Semua Kepentingan Terakomodasi, Paripurna DPRD Kotim Lancar

Ketegangan yang sempat terjadi di internal DPRD Kotim akhirnya kembali mencair
FOTO BERSAMA: Bupati Kotim Halikinnor bersama sejumlah anggota DPRD Kotim dan tokoh partai politik foto bersama usai pertemuan terbatas di Rujab Bupati Kotim membahas konflik AKD beberapa waktu lalu. (IST/RADAR SAMPIT)

SAMPIT – Ketegangan yang sempat terjadi di internal DPRD Kotim akhirnya kembali mencair. Hal itu lantaran semua kepentingan para anggota dan fraksi terakomodasi melalui kesepakatan internal terkait penyusunan alat kelengkapan dewan (AKD).

Hal itu ditandai dengan lancarnya pelaksanaan rapat paripurna penyampaian masing-masing anggota fraksi serta pemilihan para pimpinan komisi dan AKD, Jumat (11/3).

Bacaan Lainnya

Hasil dari kesepatan itu, yakni Komisi I diketuai Rimbun (PDI Perjuangan), Wakil Ketua Anang Kapeliyus (Demokrat), dan Sekretaris Ardiansyah (PAN). Anggotanya Cici Desiliya (PDIP),  Jabiden Nadeak (Nasdem), Nadie (Golkar), Muhammad Abadi (PKB), Sutik (Gerindra), dan Hendra Sia (Perindo).

Komisi II diketuai Juliansyah (Gerindra), Wakil Ketua Agus Seruyantara (PDIP), Sekretaris Syahbana (Nasdem). Anggotanya Ary Dewar (Gerindra), Darmawati (Golkar),  Linda (Demokrat), Parimus (Demokrat),  Suprianto (PKS), dan Memey Wulandari (PKB).

Baca Juga :  NAH!!! Kerumunan Vaksinasi Dilaporkan ke Ombudsman

Komisi III diketuai Mariani (Golkar), Wakil Ketua Dadang H Syamsu (PAN), Sekretaris Sanidin (Gerindra). Anggota Riskon Fabiansyah (Golkar), Bardiansyah (PDIP), Megawati (PAN), dan Ramli (Nasdem).

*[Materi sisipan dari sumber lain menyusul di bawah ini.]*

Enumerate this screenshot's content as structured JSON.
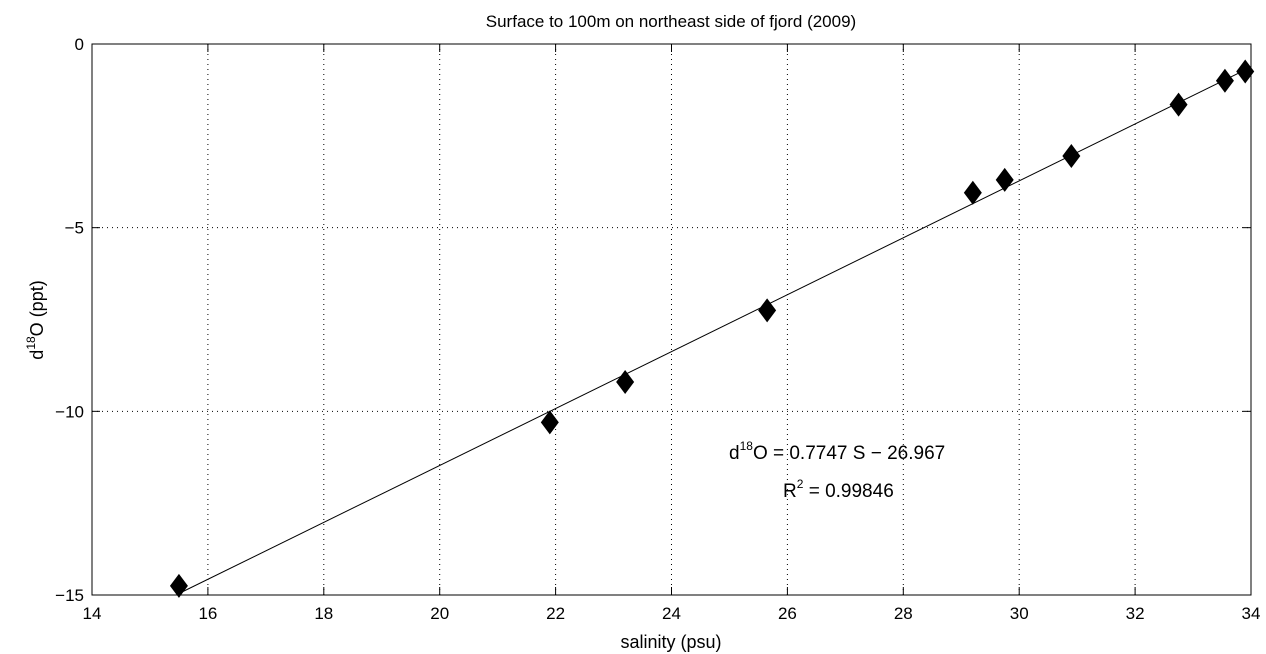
{
  "chart_data": {
    "type": "scatter",
    "title": "Surface  to 100m  on northeast  side  of fjord (2009)",
    "xlabel": "salinity  (psu)",
    "ylabel": {
      "pre": "d",
      "sup": "18",
      "post": "O  (ppt)"
    },
    "xlim": [
      14,
      34
    ],
    "ylim": [
      -15,
      0
    ],
    "xticks": [
      14,
      16,
      18,
      20,
      22,
      24,
      26,
      28,
      30,
      32,
      34
    ],
    "yticks": [
      0,
      -5,
      -10,
      -15
    ],
    "grid": true,
    "marker": "diamond",
    "marker_color": "#000000",
    "points": [
      {
        "x": 15.5,
        "y": -14.75
      },
      {
        "x": 21.9,
        "y": -10.3
      },
      {
        "x": 23.2,
        "y": -9.2
      },
      {
        "x": 25.65,
        "y": -7.25
      },
      {
        "x": 29.2,
        "y": -4.05
      },
      {
        "x": 29.75,
        "y": -3.7
      },
      {
        "x": 30.9,
        "y": -3.05
      },
      {
        "x": 32.75,
        "y": -1.65
      },
      {
        "x": 33.55,
        "y": -1.0
      },
      {
        "x": 33.9,
        "y": -0.75
      }
    ],
    "fit": {
      "slope": 0.7747,
      "intercept": -26.967,
      "x_range": [
        15.5,
        34
      ]
    },
    "annotation": {
      "line1": {
        "pre": "d",
        "sup": "18",
        "post": "O = 0.7747  S  − 26.967"
      },
      "line2": {
        "pre": "R",
        "sup": "2",
        "post": " = 0.99846"
      }
    }
  }
}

Kemudian, Komisi IV diketuai Kurniawan Anwar (PAN), Wakil Ketua Bima Santoso, (PKB), dan Sekretaris Abdul Kadir (Golkar). Anggotanya Pardamean Gultom (Nasdem), Bunyamin (PAN), Handoyo J Wibowo (Demokrat), Paisal Darmasing (PDIP), Modika Latifa (PDIP), dan Rusmawati (Gerindra).

Untuk Bapemperda diketuai Handoyo J Wibowo (Demokrat) dan Badan Kehormatan diketuai Muhammad Abadi (PKB).

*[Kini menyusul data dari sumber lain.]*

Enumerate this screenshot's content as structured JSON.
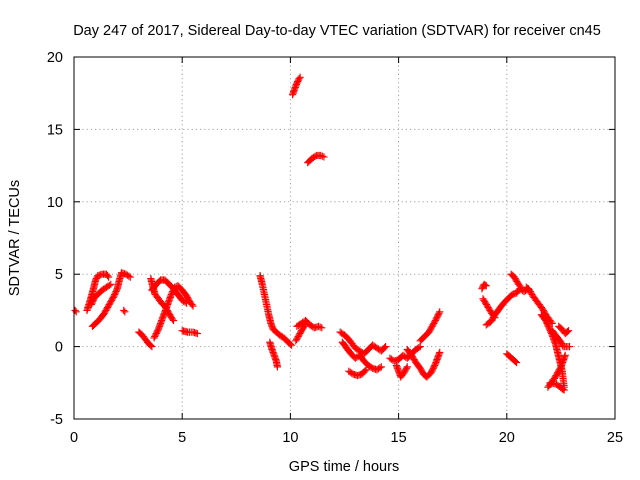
{
  "chart_data": {
    "type": "scatter",
    "title": "Day 247 of 2017, Sidereal Day-to-day VTEC variation (SDTVAR) for receiver cn45",
    "xlabel": "GPS time / hours",
    "ylabel": "SDTVAR / TECUs",
    "xlim": [
      0,
      25
    ],
    "ylim": [
      -5,
      20
    ],
    "xticks": [
      0,
      5,
      10,
      15,
      20,
      25
    ],
    "yticks": [
      -5,
      0,
      5,
      10,
      15,
      20
    ],
    "xtick_labels": [
      "0",
      "5",
      "10",
      "15",
      "20",
      "25"
    ],
    "ytick_labels": [
      "-5",
      "0",
      "5",
      "10",
      "15",
      "20"
    ],
    "grid": true,
    "marker": "plus",
    "color": "#ff0000",
    "series": [
      {
        "name": "cn45",
        "segments": [
          [
            [
              0.05,
              2.5
            ],
            [
              0.1,
              2.4
            ]
          ],
          [
            [
              0.6,
              2.5
            ],
            [
              0.75,
              3.2
            ],
            [
              0.9,
              4.0
            ],
            [
              1.0,
              4.6
            ],
            [
              1.1,
              4.9
            ],
            [
              1.3,
              5.0
            ],
            [
              1.5,
              5.0
            ],
            [
              1.6,
              4.8
            ]
          ],
          [
            [
              0.8,
              2.9
            ],
            [
              0.95,
              3.4
            ],
            [
              1.1,
              3.6
            ],
            [
              1.3,
              3.9
            ],
            [
              1.5,
              4.1
            ],
            [
              1.7,
              4.3
            ]
          ],
          [
            [
              0.85,
              1.4
            ],
            [
              1.0,
              1.6
            ],
            [
              1.2,
              1.9
            ],
            [
              1.4,
              2.3
            ],
            [
              1.55,
              2.7
            ],
            [
              1.7,
              3.1
            ],
            [
              1.85,
              3.5
            ],
            [
              2.0,
              4.0
            ],
            [
              2.1,
              4.6
            ],
            [
              2.2,
              5.1
            ],
            [
              2.4,
              5.0
            ],
            [
              2.6,
              4.8
            ]
          ],
          [
            [
              2.3,
              2.5
            ],
            [
              2.35,
              2.4
            ]
          ],
          [
            [
              3.0,
              1.0
            ],
            [
              3.15,
              0.8
            ],
            [
              3.3,
              0.5
            ],
            [
              3.45,
              0.2
            ],
            [
              3.6,
              0.0
            ]
          ],
          [
            [
              3.55,
              4.7
            ],
            [
              3.65,
              4.1
            ],
            [
              3.75,
              3.6
            ],
            [
              3.9,
              3.3
            ],
            [
              4.05,
              3.0
            ],
            [
              4.2,
              2.8
            ],
            [
              4.35,
              2.4
            ],
            [
              4.5,
              2.0
            ],
            [
              4.6,
              1.8
            ]
          ],
          [
            [
              3.7,
              0.6
            ],
            [
              3.9,
              1.2
            ],
            [
              4.05,
              1.8
            ],
            [
              4.2,
              2.4
            ],
            [
              4.35,
              3.0
            ],
            [
              4.5,
              3.6
            ],
            [
              4.65,
              4.1
            ],
            [
              4.8,
              4.2
            ],
            [
              5.0,
              3.9
            ],
            [
              5.2,
              3.5
            ],
            [
              5.35,
              3.1
            ],
            [
              5.5,
              2.8
            ]
          ],
          [
            [
              3.6,
              3.9
            ],
            [
              3.8,
              4.3
            ],
            [
              4.0,
              4.6
            ],
            [
              4.2,
              4.6
            ],
            [
              4.4,
              4.3
            ],
            [
              4.6,
              4.0
            ],
            [
              4.8,
              3.6
            ],
            [
              5.0,
              3.2
            ],
            [
              5.2,
              3.0
            ]
          ],
          [
            [
              5.0,
              1.1
            ],
            [
              5.25,
              1.0
            ],
            [
              5.5,
              1.0
            ],
            [
              5.7,
              0.9
            ]
          ],
          [
            [
              8.6,
              4.9
            ],
            [
              8.7,
              4.3
            ],
            [
              8.8,
              3.6
            ],
            [
              8.9,
              2.9
            ],
            [
              9.0,
              2.2
            ],
            [
              9.1,
              1.6
            ],
            [
              9.2,
              1.2
            ],
            [
              9.35,
              1.0
            ],
            [
              9.5,
              0.8
            ],
            [
              9.7,
              0.6
            ],
            [
              9.9,
              0.3
            ],
            [
              10.05,
              0.1
            ]
          ],
          [
            [
              9.05,
              0.3
            ],
            [
              9.15,
              -0.2
            ],
            [
              9.25,
              -0.6
            ],
            [
              9.35,
              -1.0
            ],
            [
              9.4,
              -1.4
            ]
          ],
          [
            [
              10.1,
              17.4
            ],
            [
              10.2,
              17.8
            ],
            [
              10.3,
              18.2
            ],
            [
              10.4,
              18.5
            ],
            [
              10.45,
              18.6
            ]
          ],
          [
            [
              10.8,
              12.7
            ],
            [
              11.0,
              13.0
            ],
            [
              11.2,
              13.2
            ],
            [
              11.4,
              13.2
            ],
            [
              11.55,
              13.1
            ]
          ],
          [
            [
              10.3,
              1.4
            ],
            [
              10.5,
              1.6
            ],
            [
              10.7,
              1.8
            ],
            [
              10.9,
              1.5
            ],
            [
              11.1,
              1.3
            ],
            [
              11.3,
              1.4
            ],
            [
              11.45,
              1.3
            ]
          ],
          [
            [
              10.25,
              0.4
            ],
            [
              10.4,
              0.8
            ],
            [
              10.55,
              1.2
            ],
            [
              10.7,
              1.5
            ]
          ],
          [
            [
              12.3,
              1.0
            ],
            [
              12.5,
              0.8
            ],
            [
              12.7,
              0.5
            ],
            [
              12.85,
              0.2
            ],
            [
              13.0,
              -0.1
            ],
            [
              13.2,
              -0.3
            ],
            [
              13.4,
              -0.5
            ],
            [
              13.6,
              -0.2
            ],
            [
              13.8,
              0.1
            ],
            [
              14.0,
              -0.1
            ],
            [
              14.2,
              -0.3
            ],
            [
              14.4,
              0.0
            ]
          ],
          [
            [
              12.4,
              0.3
            ],
            [
              12.6,
              -0.1
            ],
            [
              12.8,
              -0.5
            ],
            [
              13.0,
              -0.8
            ],
            [
              13.2,
              -0.6
            ],
            [
              13.4,
              -1.0
            ],
            [
              13.6,
              -1.3
            ],
            [
              13.8,
              -1.5
            ],
            [
              14.0,
              -1.6
            ],
            [
              14.2,
              -1.4
            ]
          ],
          [
            [
              12.7,
              -1.7
            ],
            [
              12.9,
              -1.9
            ],
            [
              13.1,
              -2.0
            ],
            [
              13.3,
              -1.9
            ],
            [
              13.5,
              -1.6
            ]
          ],
          [
            [
              14.9,
              -1.3
            ],
            [
              15.0,
              -1.7
            ],
            [
              15.1,
              -2.1
            ],
            [
              15.25,
              -1.8
            ],
            [
              15.4,
              -1.4
            ]
          ],
          [
            [
              14.6,
              -0.8
            ],
            [
              14.8,
              -1.0
            ],
            [
              15.0,
              -0.9
            ],
            [
              15.2,
              -0.6
            ],
            [
              15.4,
              -0.8
            ],
            [
              15.6,
              -0.5
            ],
            [
              15.8,
              -0.2
            ],
            [
              16.0,
              0.0
            ]
          ],
          [
            [
              15.4,
              -0.2
            ],
            [
              15.6,
              -0.6
            ],
            [
              15.8,
              -1.1
            ],
            [
              16.0,
              -1.5
            ],
            [
              16.15,
              -1.9
            ],
            [
              16.3,
              -2.1
            ],
            [
              16.5,
              -1.8
            ],
            [
              16.7,
              -1.2
            ],
            [
              16.9,
              -0.4
            ]
          ],
          [
            [
              16.0,
              0.4
            ],
            [
              16.2,
              0.7
            ],
            [
              16.4,
              1.0
            ],
            [
              16.55,
              1.4
            ],
            [
              16.7,
              1.8
            ],
            [
              16.8,
              2.1
            ],
            [
              16.9,
              2.4
            ]
          ],
          [
            [
              18.85,
              4.0
            ],
            [
              18.95,
              4.3
            ],
            [
              19.05,
              4.2
            ]
          ],
          [
            [
              18.9,
              3.3
            ],
            [
              19.1,
              2.8
            ],
            [
              19.3,
              2.3
            ],
            [
              19.45,
              2.0
            ]
          ],
          [
            [
              19.05,
              1.5
            ],
            [
              19.25,
              1.7
            ],
            [
              19.45,
              2.2
            ],
            [
              19.65,
              2.6
            ],
            [
              19.85,
              3.0
            ],
            [
              20.05,
              3.3
            ],
            [
              20.25,
              3.6
            ],
            [
              20.45,
              3.7
            ],
            [
              20.6,
              4.0
            ],
            [
              20.8,
              3.8
            ],
            [
              21.0,
              4.0
            ]
          ],
          [
            [
              20.2,
              5.0
            ],
            [
              20.35,
              4.8
            ],
            [
              20.5,
              4.4
            ],
            [
              20.65,
              4.1
            ]
          ],
          [
            [
              20.0,
              -0.5
            ],
            [
              20.15,
              -0.7
            ],
            [
              20.3,
              -0.9
            ],
            [
              20.45,
              -1.1
            ]
          ],
          [
            [
              20.9,
              4.1
            ],
            [
              21.05,
              3.9
            ],
            [
              21.2,
              3.5
            ],
            [
              21.35,
              3.2
            ],
            [
              21.5,
              2.9
            ],
            [
              21.65,
              2.6
            ],
            [
              21.8,
              2.2
            ],
            [
              21.95,
              1.9
            ],
            [
              22.1,
              1.6
            ]
          ],
          [
            [
              21.6,
              2.2
            ],
            [
              21.8,
              1.8
            ],
            [
              21.95,
              1.3
            ],
            [
              22.1,
              0.8
            ],
            [
              22.25,
              0.2
            ],
            [
              22.35,
              -0.4
            ],
            [
              22.45,
              -1.0
            ],
            [
              22.55,
              -1.6
            ],
            [
              22.6,
              -2.2
            ],
            [
              22.65,
              -2.8
            ]
          ],
          [
            [
              21.9,
              -2.8
            ],
            [
              22.05,
              -2.5
            ],
            [
              22.2,
              -2.2
            ],
            [
              22.35,
              -1.8
            ],
            [
              22.5,
              -1.4
            ],
            [
              22.6,
              -1.0
            ],
            [
              22.7,
              -0.6
            ]
          ],
          [
            [
              22.1,
              1.1
            ],
            [
              22.3,
              0.7
            ],
            [
              22.5,
              0.3
            ],
            [
              22.6,
              0.0
            ],
            [
              22.75,
              0.0
            ],
            [
              22.9,
              0.0
            ]
          ],
          [
            [
              22.4,
              1.4
            ],
            [
              22.55,
              1.2
            ],
            [
              22.7,
              0.9
            ],
            [
              22.85,
              1.1
            ]
          ],
          [
            [
              22.0,
              -2.5
            ],
            [
              22.3,
              -2.6
            ],
            [
              22.55,
              -2.9
            ],
            [
              22.65,
              -3.0
            ]
          ]
        ]
      }
    ]
  }
}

Ketua DPRD Kotim Rinie Anderson mengatakan, dengan disepakatinya AKD tersebut, diharapkan lembaga itu bisa berjalan dengan baik. Penyampaian nama-nama itu dilakukan pascapelantikan Pengganti Antar Waktu (PAW) Memey Wulandari dari PKB.

”Dengan penyegaran buah dari kesepakatan bersama ini bisa dilaksanakan dengan penuh tanggung jawab, khususnya untuk kepentingan konstituen masing-masing legislator,” kata Rinie.

Rinie menuturkan, dinamika di internal DPRD merupakan sebuah kewajaran. Namun, semuanya sudah selesai yang dibuktikannya dengan kata sepakat lintas parpol dan fraksi di DPRD Kotim.